Durum böyle olunca Marx’ın yazdığı Yahudi Sorunu isimli eseri de yeniden gündeme gelmeye başladı. Bu yazıda Marx’ın eserine tarihsel ve dönemsel bağlam çerçevesinde göz atacağız. Marx’a yönelik tutarsız eleştirilere yanıt verirken Marx’ın soruna bakışındaki yöntemsel bütünlüğünü ve düzen karşıtı duruşunu da göstermeye çalışacağız.
Tarihsel Arka Plan
Yaklaşık olarak 13. yy.’dan itibaren Avrupa’nın önemli ticaret merkezleri genellikle Yahudilerin ticari faaliyetleri etkisi altına girmiş, Yahudiler önemli ekonomik güç elde etmeye başlamışlar ve bu gücü de bir süre sürdürmüşlerdir.
Merkezi devlet yapılarının kurulmaya başlaması ve ardından uluslaşma çabalarının ilerlemesi Yahudiler için genel bir sorun niteliği oluşturmaya başlamıştı. Aydınlanma ve Fransız Devrimi’nin getirdiği eşitlik, hak ve özgürlük kavramlarından hareketle Yahudiler de sorunlarını çözmek adına bu bağlamda taleplerini yükseltmeye başladılar.

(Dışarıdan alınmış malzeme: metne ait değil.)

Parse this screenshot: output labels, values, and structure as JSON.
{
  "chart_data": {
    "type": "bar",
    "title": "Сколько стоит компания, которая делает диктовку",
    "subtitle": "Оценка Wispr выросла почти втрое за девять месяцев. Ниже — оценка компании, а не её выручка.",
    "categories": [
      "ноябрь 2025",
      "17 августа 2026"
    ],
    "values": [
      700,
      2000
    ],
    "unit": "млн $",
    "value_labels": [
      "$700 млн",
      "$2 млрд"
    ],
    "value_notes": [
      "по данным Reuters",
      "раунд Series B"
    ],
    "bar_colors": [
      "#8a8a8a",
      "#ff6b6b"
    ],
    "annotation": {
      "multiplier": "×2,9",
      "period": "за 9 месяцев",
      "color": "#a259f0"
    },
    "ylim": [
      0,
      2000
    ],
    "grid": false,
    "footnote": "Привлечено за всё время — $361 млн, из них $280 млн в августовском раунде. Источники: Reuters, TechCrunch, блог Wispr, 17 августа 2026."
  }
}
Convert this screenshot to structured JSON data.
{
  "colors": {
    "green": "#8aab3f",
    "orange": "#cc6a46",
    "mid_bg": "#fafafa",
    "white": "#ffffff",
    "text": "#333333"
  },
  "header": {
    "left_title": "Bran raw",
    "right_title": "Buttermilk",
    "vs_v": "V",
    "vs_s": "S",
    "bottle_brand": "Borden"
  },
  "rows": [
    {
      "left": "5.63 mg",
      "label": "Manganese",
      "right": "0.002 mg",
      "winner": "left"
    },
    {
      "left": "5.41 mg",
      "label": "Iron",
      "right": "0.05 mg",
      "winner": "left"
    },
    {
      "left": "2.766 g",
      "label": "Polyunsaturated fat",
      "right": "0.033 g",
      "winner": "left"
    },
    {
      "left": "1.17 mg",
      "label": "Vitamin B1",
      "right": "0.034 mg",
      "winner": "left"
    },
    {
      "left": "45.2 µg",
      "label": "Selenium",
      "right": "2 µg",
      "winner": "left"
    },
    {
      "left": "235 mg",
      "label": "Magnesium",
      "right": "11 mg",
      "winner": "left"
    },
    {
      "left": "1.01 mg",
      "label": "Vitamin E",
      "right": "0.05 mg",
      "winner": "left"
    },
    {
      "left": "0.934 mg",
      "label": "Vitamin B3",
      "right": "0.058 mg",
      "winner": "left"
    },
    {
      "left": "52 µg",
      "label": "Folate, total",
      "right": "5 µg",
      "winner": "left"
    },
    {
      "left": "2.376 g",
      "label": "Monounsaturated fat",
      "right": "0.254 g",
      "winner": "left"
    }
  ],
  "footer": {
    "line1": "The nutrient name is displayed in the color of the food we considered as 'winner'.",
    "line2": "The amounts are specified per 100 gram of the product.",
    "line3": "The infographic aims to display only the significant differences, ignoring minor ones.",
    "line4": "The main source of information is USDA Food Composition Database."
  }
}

19. yy. bu taleplerle birlikte sorunun belirli bir evreye ulaştığı döneme tekabül etmektedir. Avrupalı düşünürlerin pek çoğu sorun üzerine yazmaya başlamış ve çeşitli görüşlerini aktarmıştır. Marx da bu tartışmalara Bauer’in yayımladığı iki eseri ele alarak katılmıştır.
1844 yılının şubat ayında Deutsch-Französische Jahrbücher’de (Alman-Fransız Yıllıkları) Karl Marx tarafından yazılan Zur Judenfrage* (Yahudi Sorunu Üzerine) isimli bir eser yayımlanır. Marx, bu eseri 1843 yılının sonlarına doğru kaleme almıştır ve eser bir polemik niteliği taşımakla birlikte Marx’ın din ve özgürleşme konularına o dönem nasıl baktığını da bizlere aktarmaktadır.
Polemik niteliği doğrudan Bruno Bauer’in 1843’te yayımlanan Die Judenfrage (Yahudi Sorunu) ve Die Fähigkeit der heutigen Juden und Christen frei zu werden (Günümüzün Yahudi ve Hıristiyanlarının Özgürleşme Yetisi) isimli iki eserine dair Marx’ın yönelttiği kapsamlı ve sert eleştirilerden kaynaklanmaktadır.
Marx’ın Bauer’in iki eserini de dikkatle okuduğu Bauer’in cümlelerini birer birer titizlikle ele alışından anlaşılmaktadır. Marx aynı zamanda Bauer’in akıl yürütürken düştüğü hataları ortaya çıkarmakta ve kendi akıl yürütmesini bu hataların nedenlerini açıklama noktasında kullanmaktadır. Bu bağlamda öncelikle Bauer’in “politik özgürleşme” çerçevesinde sorunu nasıl ele aldığına bakmalıyız.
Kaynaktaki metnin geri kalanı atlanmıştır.